If you take an introductory chemistry class, you will no doubt memorize a list of shapes that correspond to particular combinations of lone pairs and bonds around a central atom. Very simple molecules can be classified this way, and based on geometries one can predict the polarity of the molecule. Thinking of molecules in this way is knows as using VSEPR( valence shell electron pair repulsion) theory. The following link provides a nice tutorial so you can correctly answer test questions.
http://www.chem.ox.ac.uk/vrchemistry/vsepr/intro/vsepr_splash.html
Organic chemists, biochemists, and actually most inorganic chemists, don’t have it quite so easy. Organic molecules tend to be very large, so one cannot designate one atom as “central”. The number of possible shapes is limitless. Biomolecules like proteins and carbohydrates are even larger. A random link from Google mentions protein that has around five hundred atoms, not including hydrogens.
That’s not say shapes are unimportant, or even too complex to be studied. Biochemists and biologists devote many research hours and dollars to understanding how the shape of a substrate like, say, a protein from a strand of cat hair, interacts with an enzyme, say, one that produces an immune response.
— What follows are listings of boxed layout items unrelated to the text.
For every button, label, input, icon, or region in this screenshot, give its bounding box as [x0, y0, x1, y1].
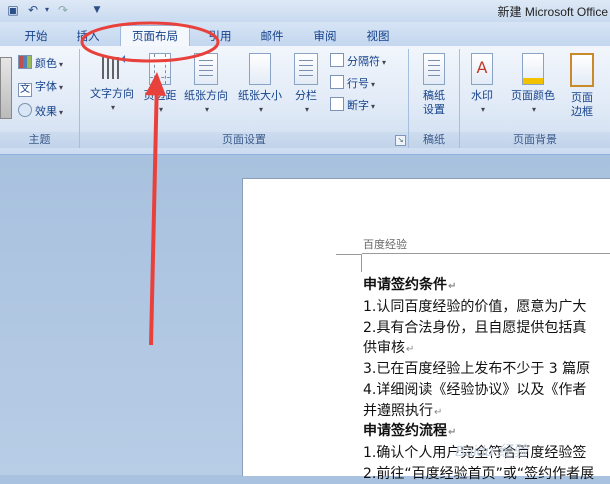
page-setup-launcher-icon[interactable]: ↘: [395, 135, 406, 146]
columns-button[interactable]: 分栏 ▾: [288, 53, 324, 117]
size-button[interactable]: 纸张大小 ▾: [234, 53, 286, 117]
margin-corner-mark: [336, 254, 362, 255]
doc-line[interactable]: 1.认同百度经验的价值，愿意为广大: [363, 297, 586, 317]
group-manuscript: 稿纸 设置 稿纸: [409, 49, 460, 148]
theme-effects-button[interactable]: 效果 ▾: [18, 103, 63, 119]
doc-line[interactable]: 4.详细阅读《经验协议》以及《作者: [363, 380, 586, 400]
page-color-icon: [522, 53, 544, 85]
group-label-themes: 主题: [0, 132, 79, 148]
margin-corner-mark-vertical: [361, 254, 362, 272]
group-themes: 颜色 ▾ 文字体 ▾ 效果 ▾ 主题: [0, 49, 80, 148]
tab-mailings[interactable]: 邮件: [250, 26, 294, 46]
tab-references[interactable]: 引用: [198, 26, 242, 46]
watermark-icon: A: [471, 53, 493, 85]
group-label-page-setup: 页面设置: [80, 132, 408, 148]
tab-page-layout[interactable]: 页面布局: [120, 25, 190, 46]
orientation-icon: [194, 53, 218, 85]
effects-icon: [18, 103, 32, 117]
line-numbers-icon: [330, 75, 344, 89]
doc-line[interactable]: 申请签约流程↵: [363, 421, 456, 443]
group-label-manuscript: 稿纸: [409, 132, 459, 148]
breaks-button[interactable]: 分隔符 ▾: [330, 53, 386, 69]
doc-line[interactable]: 并遵照执行↵: [363, 401, 442, 423]
undo-icon[interactable]: ↶: [26, 3, 40, 17]
tab-review[interactable]: 审阅: [303, 26, 347, 46]
doc-line[interactable]: 2.前往“百度经验首页”或“签约作者展: [363, 464, 594, 484]
ribbon: 颜色 ▾ 文字体 ▾ 效果 ▾ 主题 文字方向 ▾ 页边距 ▾ 纸张方向 ▾ 纸…: [0, 46, 610, 155]
hyphenation-icon: [330, 97, 344, 111]
doc-line[interactable]: 申请签约条件↵: [363, 275, 456, 297]
undo-dropdown-icon[interactable]: ▾: [40, 3, 54, 17]
window-title: 新建 Microsoft Office: [497, 5, 608, 19]
manuscript-settings-button[interactable]: 稿纸 设置: [413, 53, 455, 117]
doc-line[interactable]: 3.已在百度经验上发布不少于 3 篇原: [363, 359, 590, 379]
customize-toolbar-icon[interactable]: ▼: [90, 3, 104, 17]
fonts-icon: 文: [18, 83, 32, 97]
manuscript-icon: [423, 53, 445, 85]
doc-line[interactable]: 供审核↵: [363, 338, 414, 360]
tab-insert[interactable]: 插入: [66, 26, 110, 46]
margins-button[interactable]: 页边距 ▾: [140, 53, 180, 117]
page-borders-button[interactable]: 页面 边框: [564, 53, 600, 119]
page-color-button[interactable]: 页面颜色 ▾: [504, 53, 562, 117]
columns-icon: [294, 53, 318, 85]
save-icon[interactable]: ▣: [6, 3, 20, 17]
text-direction-button[interactable]: 文字方向 ▾: [86, 53, 138, 115]
ribbon-tabs: 开始 插入 页面布局 引用 邮件 审阅 视图: [0, 22, 610, 46]
group-label-page-background: 页面背景: [460, 132, 610, 148]
colors-icon: [18, 55, 32, 69]
group-page-setup: 文字方向 ▾ 页边距 ▾ 纸张方向 ▾ 纸张大小 ▾ 分栏 ▾ 分隔符 ▾ 行号 ▾: [80, 49, 409, 148]
group-page-background: A 水印 ▾ 页面颜色 ▾ 页面 边框 页面背景: [460, 49, 610, 148]
themes-button[interactable]: [0, 57, 12, 119]
title-bar: ▣ ↶ ▾ ↷ ▼ 新建 Microsoft Office: [0, 0, 610, 22]
text-direction-icon: [99, 53, 125, 83]
watermark-button[interactable]: A 水印 ▾: [464, 53, 500, 117]
page-borders-icon: [570, 53, 594, 87]
hyphenation-button[interactable]: 断字 ▾: [330, 97, 375, 113]
baidu-watermark: Baidu 经验: [455, 443, 528, 460]
doc-line[interactable]: 2.具有合法身份，且自愿提供包括真: [363, 318, 586, 338]
line-numbers-button[interactable]: 行号 ▾: [330, 75, 375, 91]
breaks-icon: [330, 53, 344, 67]
orientation-button[interactable]: 纸张方向 ▾: [180, 53, 232, 117]
header-divider: [362, 253, 610, 254]
page-header-text[interactable]: 百度经验: [363, 236, 407, 252]
tab-home[interactable]: 开始: [14, 26, 58, 46]
margins-icon: [149, 53, 171, 85]
paper-size-icon: [249, 53, 271, 85]
redo-icon[interactable]: ↷: [56, 3, 70, 17]
theme-colors-button[interactable]: 颜色 ▾: [18, 55, 63, 71]
theme-fonts-button[interactable]: 文字体 ▾: [18, 79, 63, 97]
tab-view[interactable]: 视图: [356, 26, 400, 46]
By understanding what sorts of proteins will trigger a response, life scientists can gain a better understanding of allergic reactions and hopefully develop better treatments.
If you look at the structures for the necessary amino acids next to the structures for neurotransmitters, you will see similarities. Phenylalanine looks remarkably like dopamine and is in fact its precursor. Tryptophan looks suspiciously like seratonin and is sometimes used in dietary supplements that claim to have similar effects to certain antidepressants. These claims are correct; such supplements will cause headaches and make you feel sick. They will also waste your money. As a chemist, I felt very foolish when I tried a supplement with a tryptophan-like structure and awoke miserable the next morning, having a pounding headache. Of course supplements containing phenylalanine are beneficial and there is no reason not to take them. By understanding structures of organic molecules, you can make reasonable health decisions. Sometimes, one glance at a structure is enough to see that a drug or supplement is bad news.
Structure also predicts solubility to some extent. Understanding the structure of a drug compound helps chemists formulate things like gel caps and liquid formulations for injection. Injecting a patient with a “liquid” that contains solid particles would not be a good idea. Not only could the solid crystals cause a problem, but the dosage strength would be uneven. My husband works in the pharmaceutical industry and has a better understanding of structure than most of his colleagues. He can often save a lot of time by ruling out formulations that will be unlikely to work.
Other chemical manufacturers use the same principles to make paints, cleaners, glues, and cosmetics. Chemistry is still a poorly understood and therefore very empirical field of study, biology even more so. It is necessary to experiment and test various formulations for safety and effectiveness. However, by having a solid understanding of how a molecule’s structure relates to its properties, chemists can move forward with some sense of direction instead of groping blindly.